Microstructural Effects on Electrocatalytic Oxygen Reduction Activity of Nano‐Grained Thin‐film Platinum in Acid Media

Abstract

The oxygen reduction activity of thin‐film platinum deposits on carbon and its relationship to catalyst microstructure has been investigated using rotating‐disk‐electrode techniques. The thin‐film form of platinum is a viable tool for catalyst study as it can provide intrinsic activity data on finely divided carbon‐supported platinum. Sputtered polycrystalline thin‐film platinum deposits on carbon (loading from 6 to 200 μg/cm²) have been characterized, and their oxygen reduction activity at 25°C in 1M sulfuric acid determined.
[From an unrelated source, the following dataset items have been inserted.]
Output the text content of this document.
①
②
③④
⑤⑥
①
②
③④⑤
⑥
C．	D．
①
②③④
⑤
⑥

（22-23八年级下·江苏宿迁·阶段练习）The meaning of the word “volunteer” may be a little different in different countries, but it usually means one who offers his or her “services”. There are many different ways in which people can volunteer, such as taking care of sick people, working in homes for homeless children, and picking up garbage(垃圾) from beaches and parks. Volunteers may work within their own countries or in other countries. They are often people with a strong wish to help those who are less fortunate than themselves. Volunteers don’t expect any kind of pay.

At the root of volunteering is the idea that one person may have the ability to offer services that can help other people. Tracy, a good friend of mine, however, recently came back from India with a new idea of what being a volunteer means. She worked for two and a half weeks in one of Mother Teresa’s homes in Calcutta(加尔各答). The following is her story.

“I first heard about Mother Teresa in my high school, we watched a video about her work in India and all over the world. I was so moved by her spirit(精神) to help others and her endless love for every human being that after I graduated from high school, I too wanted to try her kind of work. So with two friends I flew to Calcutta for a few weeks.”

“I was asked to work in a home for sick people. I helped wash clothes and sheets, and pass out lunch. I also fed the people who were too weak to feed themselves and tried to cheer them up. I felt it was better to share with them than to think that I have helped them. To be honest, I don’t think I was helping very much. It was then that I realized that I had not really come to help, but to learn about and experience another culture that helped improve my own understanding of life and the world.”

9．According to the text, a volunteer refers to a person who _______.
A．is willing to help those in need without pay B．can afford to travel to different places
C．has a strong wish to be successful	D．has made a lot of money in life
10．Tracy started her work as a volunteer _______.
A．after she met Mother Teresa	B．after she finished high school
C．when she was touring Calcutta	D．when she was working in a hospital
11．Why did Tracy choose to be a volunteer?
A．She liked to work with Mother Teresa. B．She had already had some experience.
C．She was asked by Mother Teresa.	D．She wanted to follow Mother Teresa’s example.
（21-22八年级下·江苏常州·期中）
Catalyst characterization consisted of electrochemical surface‐area measurement and establishing grain size, morphology, and lattice parameter using transmission electron microscopy. Thin‐film platinum exhibits a reduced lattice parameter at very small grain size. Mass activity and specific activity at 0.9 V vs. reversible hydrogen electrode both decrease with increasing grain size (and decreasing specific surface area). Peak mass activity for oxygen reduction was 25 A/g of Pt, and peak specific activity was 0.070 mA/cm² of Pt surface. The activity trends are attributed to the changes in electronic and geometric properties.